Compare Linear vs. Random Forest Rankings

In [None]:
# Merge and compare
comparison_df = pd.merge(coeff_df, rf_importance_df, on="Feature")
comparison_df = comparison_df.sort_values("RF_Importance", ascending=False)
print(comparison_df)

In [None]:
# Calculate univariate Pearson correlation for each feature with Happiness Index
correlations = {
    feature: df_filtered[feature].corr(df_filtered["Happiness Index"])
    for feature in comparison_df["Feature"]
}

# Convert to DataFrame
correlation_df = pd.DataFrame.from_dict(correlations, orient="index", columns=["Pearson Correlation"])
correlation_df.reset_index(inplace=True)
correlation_df.rename(columns={"index": "Feature"}, inplace=True)

# Drop existing Pearson Correlation columns before merging (just in case)
comparison_df = comparison_df.drop(
    columns=[col for col in comparison_df.columns if "Pearson Correlation" in col],
    errors="ignore"
)

# Merge correlation back in
comparison_df = comparison_df.merge(correlation_df, on="Feature")

# Sort again by Random Forest importance
comparison_df = comparison_df.sort_values("RF_Importance", ascending=False)

# Show results
print(comparison_df.to_string(index=False))



### 6. Evaluate model accuracy using R² and RMSE

In [None]:
# Cross-validate R^2 scores
lin_r2 = cross_val_score(lin_model, X_scaled, y, cv=5, scoring='r2')
rf_r2 = cross_val_score(rf_model, X_scaled, y, cv=5, scoring='r2')

# Train/Test RMSE
X_train, X_test, y_train, y_test = train_test_split(X_scaled, y, test_size=0.2, random_state=42)

# Linear model
lin_model.fit(X_train, y_train)
y_pred_lin = lin_model.predict(X_test)
lin_rmse = np.sqrt(mean_squared_error(y_test, y_pred_lin))

# Random Forest model
rf_model.fit(X_train, y_train)
y_pred_rf = rf_model.predict(X_test)
rf_rmse = np.sqrt(mean_squared_error(y_test, y_pred_rf))

# Correlation of individual predictor
smile_corr = df_filtered["smiled_yes"].corr(df_filtered["Happiness Index"])

# Generate results
print("\nModel Accuracy Comparison")
print("-" * 30)
print(f"Linear Regression R² (mean CV): {lin_r2.mean():.3f}")
print(f"Random Forest R² (mean CV):    {rf_r2.mean():.3f}")
print(f"Linear Regression RMSE:        {lin_rmse:.3f}")
print(f"Random Forest RMSE:            {rf_rmse:.3f}")

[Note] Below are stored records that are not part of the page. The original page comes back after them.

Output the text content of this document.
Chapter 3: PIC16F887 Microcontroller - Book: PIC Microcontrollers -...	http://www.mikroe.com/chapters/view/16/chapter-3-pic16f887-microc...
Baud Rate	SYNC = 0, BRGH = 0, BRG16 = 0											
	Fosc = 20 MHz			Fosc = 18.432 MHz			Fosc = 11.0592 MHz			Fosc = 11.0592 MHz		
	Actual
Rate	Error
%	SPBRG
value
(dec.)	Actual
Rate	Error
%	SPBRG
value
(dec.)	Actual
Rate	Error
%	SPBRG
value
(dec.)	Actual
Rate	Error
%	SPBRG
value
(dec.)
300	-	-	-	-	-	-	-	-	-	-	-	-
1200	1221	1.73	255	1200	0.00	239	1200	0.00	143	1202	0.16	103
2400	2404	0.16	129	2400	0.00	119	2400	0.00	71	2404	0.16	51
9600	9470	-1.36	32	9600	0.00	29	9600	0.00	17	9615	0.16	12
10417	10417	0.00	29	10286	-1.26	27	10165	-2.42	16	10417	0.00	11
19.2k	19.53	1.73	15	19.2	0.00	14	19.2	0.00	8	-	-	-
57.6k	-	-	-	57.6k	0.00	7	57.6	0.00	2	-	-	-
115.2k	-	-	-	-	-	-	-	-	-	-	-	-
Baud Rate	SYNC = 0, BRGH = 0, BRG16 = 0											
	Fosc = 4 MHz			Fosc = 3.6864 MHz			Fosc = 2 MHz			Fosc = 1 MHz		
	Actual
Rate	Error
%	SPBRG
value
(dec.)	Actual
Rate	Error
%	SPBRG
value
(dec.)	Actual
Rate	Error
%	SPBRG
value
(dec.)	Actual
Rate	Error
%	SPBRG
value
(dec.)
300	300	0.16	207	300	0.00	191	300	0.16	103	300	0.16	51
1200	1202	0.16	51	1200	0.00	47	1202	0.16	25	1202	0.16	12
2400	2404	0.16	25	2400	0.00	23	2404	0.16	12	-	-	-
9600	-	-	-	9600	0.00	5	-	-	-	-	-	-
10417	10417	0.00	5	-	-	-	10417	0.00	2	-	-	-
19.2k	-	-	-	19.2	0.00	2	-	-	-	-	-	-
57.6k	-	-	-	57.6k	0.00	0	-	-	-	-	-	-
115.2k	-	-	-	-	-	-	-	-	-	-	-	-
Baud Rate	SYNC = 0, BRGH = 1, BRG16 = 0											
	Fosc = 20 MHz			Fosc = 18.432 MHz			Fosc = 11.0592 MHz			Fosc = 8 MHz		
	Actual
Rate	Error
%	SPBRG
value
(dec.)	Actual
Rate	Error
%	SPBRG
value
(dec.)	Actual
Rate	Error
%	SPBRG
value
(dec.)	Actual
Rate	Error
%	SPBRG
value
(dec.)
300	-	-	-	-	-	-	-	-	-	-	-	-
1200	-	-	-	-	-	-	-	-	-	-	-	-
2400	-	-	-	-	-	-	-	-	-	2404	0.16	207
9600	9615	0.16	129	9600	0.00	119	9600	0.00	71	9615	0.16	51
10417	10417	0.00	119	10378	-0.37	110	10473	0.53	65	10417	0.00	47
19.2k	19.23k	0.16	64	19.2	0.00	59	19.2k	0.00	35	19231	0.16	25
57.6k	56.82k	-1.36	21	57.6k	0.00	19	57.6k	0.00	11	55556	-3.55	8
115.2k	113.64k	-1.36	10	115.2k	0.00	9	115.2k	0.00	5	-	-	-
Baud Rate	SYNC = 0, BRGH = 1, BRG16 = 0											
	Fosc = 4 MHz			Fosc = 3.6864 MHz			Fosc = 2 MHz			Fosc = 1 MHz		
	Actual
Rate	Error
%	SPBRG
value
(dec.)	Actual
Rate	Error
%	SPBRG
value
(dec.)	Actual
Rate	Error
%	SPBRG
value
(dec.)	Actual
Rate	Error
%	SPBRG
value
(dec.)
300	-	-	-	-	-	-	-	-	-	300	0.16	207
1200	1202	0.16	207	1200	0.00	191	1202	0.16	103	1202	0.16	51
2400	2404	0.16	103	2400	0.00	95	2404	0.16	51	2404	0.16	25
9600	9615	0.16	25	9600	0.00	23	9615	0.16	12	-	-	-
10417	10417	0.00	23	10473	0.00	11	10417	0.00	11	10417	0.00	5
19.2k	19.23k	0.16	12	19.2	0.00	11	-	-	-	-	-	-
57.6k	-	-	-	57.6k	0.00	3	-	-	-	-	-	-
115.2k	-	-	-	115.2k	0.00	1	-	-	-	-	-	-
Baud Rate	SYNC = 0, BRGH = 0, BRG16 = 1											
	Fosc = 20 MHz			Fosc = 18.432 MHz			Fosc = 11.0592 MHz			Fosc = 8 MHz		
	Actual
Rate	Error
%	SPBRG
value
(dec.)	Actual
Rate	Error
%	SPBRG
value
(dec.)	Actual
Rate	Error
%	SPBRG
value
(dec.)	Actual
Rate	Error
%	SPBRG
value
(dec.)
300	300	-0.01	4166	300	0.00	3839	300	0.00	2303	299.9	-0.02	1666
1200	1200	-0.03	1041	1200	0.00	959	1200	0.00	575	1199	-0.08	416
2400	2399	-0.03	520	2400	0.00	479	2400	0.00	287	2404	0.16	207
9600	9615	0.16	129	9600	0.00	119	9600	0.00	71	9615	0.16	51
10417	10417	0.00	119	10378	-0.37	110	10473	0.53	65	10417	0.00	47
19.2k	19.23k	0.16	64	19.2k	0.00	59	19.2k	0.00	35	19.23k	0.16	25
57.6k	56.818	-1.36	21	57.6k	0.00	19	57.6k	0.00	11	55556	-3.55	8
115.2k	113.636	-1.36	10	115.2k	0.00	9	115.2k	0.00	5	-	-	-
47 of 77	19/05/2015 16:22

### 7. Summary and key insights

Top Predictive Indicators (Across Linear & Random Forest Models)
- Enjoyment (enjoyment_yes): The strongest positive predictor of happiness. Consistently ranked high in both regression and tree-based models.
- Respect (respect_yes): Feeling respected is highly predictive of higher happiness. Social dignity matters.
- Pain (pain_yes): Negatively correlated and the most important feature in Random Forest — highlighting how physical/emotional suffering impacts well-being.
- Learning (learned_yes): Associated with increased happiness, indicating the role of engagement and intellectual stimulation.
- Law & Order (SCORE_law_order): Trust in legal systems and safety correlates strongly with well-being.

Unexpected Findings
- Smiled_yes had a positive correlation with happiness (as expected), but a negative coefficient in the linear model. This likely indicates:
    - Multicollinearity (strong correlation with enjoyment_yes or other positive emotions),
    - A suppression effect, where its true impact is masked when modeled jointly with correlated variables.